As I read on, I began to lose my ability to distinguish the humans from the animals. The fact that his family never sought medical help for Gregor disgusts me far beyond Gregor's transformation. Gregor's family, horrified that Gregor has become an enormous insect, keep him in his bedroom and refuse to interact with him. When Gregor broke out one day and ventured into the living room, his father threw apples to chase him back in. One managed to hit him in the back. Eventually the apple becomes rotten and infected. Gregor's health deteriorated. Despite being treated like an animal, Gregor "remained in this state of empty and peaceful reflection"(Kafka 89) moments before his last breath. He "remembered his family with deep feeling and love"(Kafka 89). Just because one appears human, does it "naturally" make one better than animals?

Traditional boundaries that typically exist in every household appears to be blurred in The Metamorphosis. We learn that Gregor financially supports his parents and younger sister despite them being able of fully supporting themselves. The boundary between a younger sister and her older brother is usually one that is bound with unconditional respect. However we see this boundary transgressed as "the sister now kicked some food very quickly into his room in the morning and at noon"(Kafka 71) and how she "had grown tired of caring for Gregor"(Kafka 73). The transgression of traditional boundaries begs the question of the existence of such boundaries in the first place. Is it the jobs of fathers to go out and work? Is it acceptable not to work despite being able to do so? Should a younger sister respect her elder brother unconditionally?

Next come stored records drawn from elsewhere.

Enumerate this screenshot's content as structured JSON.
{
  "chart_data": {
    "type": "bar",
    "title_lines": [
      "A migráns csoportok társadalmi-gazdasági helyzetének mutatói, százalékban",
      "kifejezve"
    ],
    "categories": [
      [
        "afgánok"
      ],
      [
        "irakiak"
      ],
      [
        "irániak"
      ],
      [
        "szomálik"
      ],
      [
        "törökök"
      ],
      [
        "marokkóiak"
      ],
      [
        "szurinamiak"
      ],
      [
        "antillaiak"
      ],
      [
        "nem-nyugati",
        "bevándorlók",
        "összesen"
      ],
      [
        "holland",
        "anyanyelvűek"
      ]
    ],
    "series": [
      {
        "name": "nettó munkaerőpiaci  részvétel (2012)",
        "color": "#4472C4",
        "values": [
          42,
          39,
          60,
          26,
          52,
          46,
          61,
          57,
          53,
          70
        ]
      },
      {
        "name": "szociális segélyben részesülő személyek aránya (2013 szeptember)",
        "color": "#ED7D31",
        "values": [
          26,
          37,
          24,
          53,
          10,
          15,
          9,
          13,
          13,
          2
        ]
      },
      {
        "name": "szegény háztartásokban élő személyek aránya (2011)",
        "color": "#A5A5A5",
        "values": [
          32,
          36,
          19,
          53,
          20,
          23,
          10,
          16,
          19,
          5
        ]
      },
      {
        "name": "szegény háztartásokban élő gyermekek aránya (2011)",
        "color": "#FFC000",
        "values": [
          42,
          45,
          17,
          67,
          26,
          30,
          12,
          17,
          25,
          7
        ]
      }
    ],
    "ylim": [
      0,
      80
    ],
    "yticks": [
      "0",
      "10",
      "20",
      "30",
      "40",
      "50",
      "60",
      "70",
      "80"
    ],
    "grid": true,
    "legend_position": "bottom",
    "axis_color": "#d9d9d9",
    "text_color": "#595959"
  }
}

Through the transgression of boundaries, Kafka might have wanted to alter our perspective on things that we might find not normal. For instance, the way we treat the physically and mentally disabled, the stereotypes we attach to people that are different from us - Muslims, Christians and Jews etc. Perhaps through the use of boundaries, he wanted to put across the point that boundaries are lines drawn by Man and it is something that can be redrawn by Man.

Besides provoking thoughts among readers, boundaries can help create a common ground between the audience and the literature that they read or watch.

In the film Amelie, Jeunet's explores a personal boundary that exist within us - the boundary that makes us either an introvert or an extrovert. His protagonist Amelie is an introvert who enjoys the simple pleasures of life. However, she transgressed the boundary that separates an introvert and an extrovert when she made the first move and eventually getting the guy of her dreams. The boundary between the possible and the impossible is also transgressed when we see Amelie's imaginary friends and her suicidal pet goldfish. The fact that Amelie ended up with the guy of her dreams despite her roundabout way of getting him evokes the question of it's possibility. Having created a common ground through boundaries that already exist in our lives, Jeunet's transgression of those boundaries moves us into doing something that we felt was never possible. By destroying the boundary that separates introverts from the extroverts, Jeunet introduces a new class that one can fall into - one that sets one's own boundaries instead of being bound by boundaries that had been created by others before them. The use of boundaries in Amelie inspires positive change.

Boundaries can either keep us in or keep us out. And there can also exist a world that knows no boundaries. The use of boundaries as seen in The Metamorphosis and Amelie serves only as a guide for us to decide the boundaries that should be created, those that should stay, as well as the ones that needs to go.